In connection with Mr. Seidman’s retirement, on February 7, 2008, the Company and Mr. Seidman entered into a Transition/Separation Agreement (the “Agreement”).  The Agreement provides for Mr. Seidman’s continued employment as an at-will employee until the Company has a hired a new Chief Financial Officer and Treasurer.  Mr. Seidman will remain eligible to participate in Company’s FY 2008 Management Bonus Plan on a pro-rated basis.  From the date of Mr. Seidman’s termination through December 31, 2009, Mr. Seidman may be engaged by the Company as a consultant.

 

Pursuant to the Agreement, Mr. Seidman shall continue to receive all employment benefits, including medical and dental insurance, until six months after his termination of employment.  In addition, as long as Mr. Seidman continues to be engaged by the Company as a consultant, all unvested options to purchase the Company’s common stock held by Mr. Seidman as of February 7, 2008 shall continue to vest through December 31, 2009 pursuant to the terms of the applicable option agreement as if Mr. Seidman remained employed by the Company.
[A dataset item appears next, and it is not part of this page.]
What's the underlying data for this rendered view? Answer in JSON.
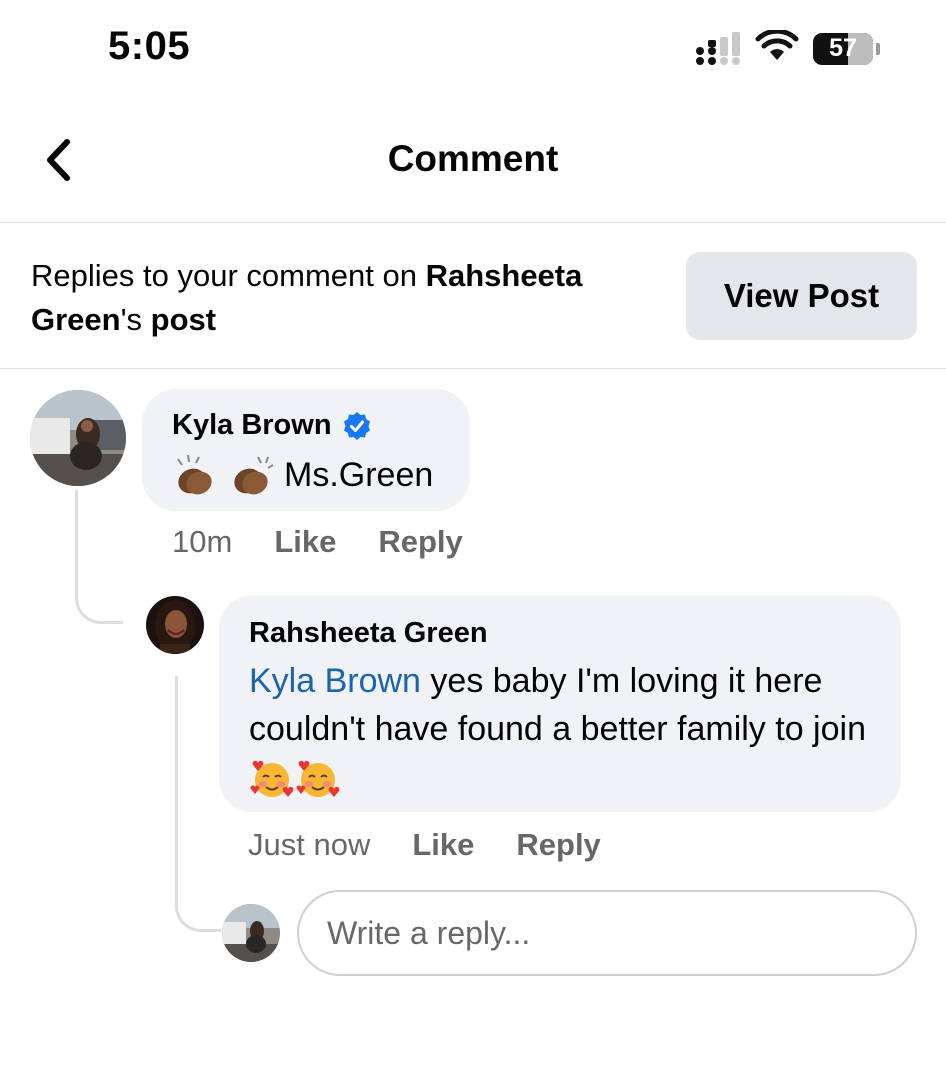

All vested options to purchase the Company’s common stock of the Company held by Mr. Seidman and all options to purchase the Company’s common stock that shall vest on or prior to December 31, 2009 shall remain exercisable until March 31, 2010.

 

A copy of the Agreement is filed as Exhibit 10. 1 to this Current Report on Form 8-K and is incorporated by reference herein.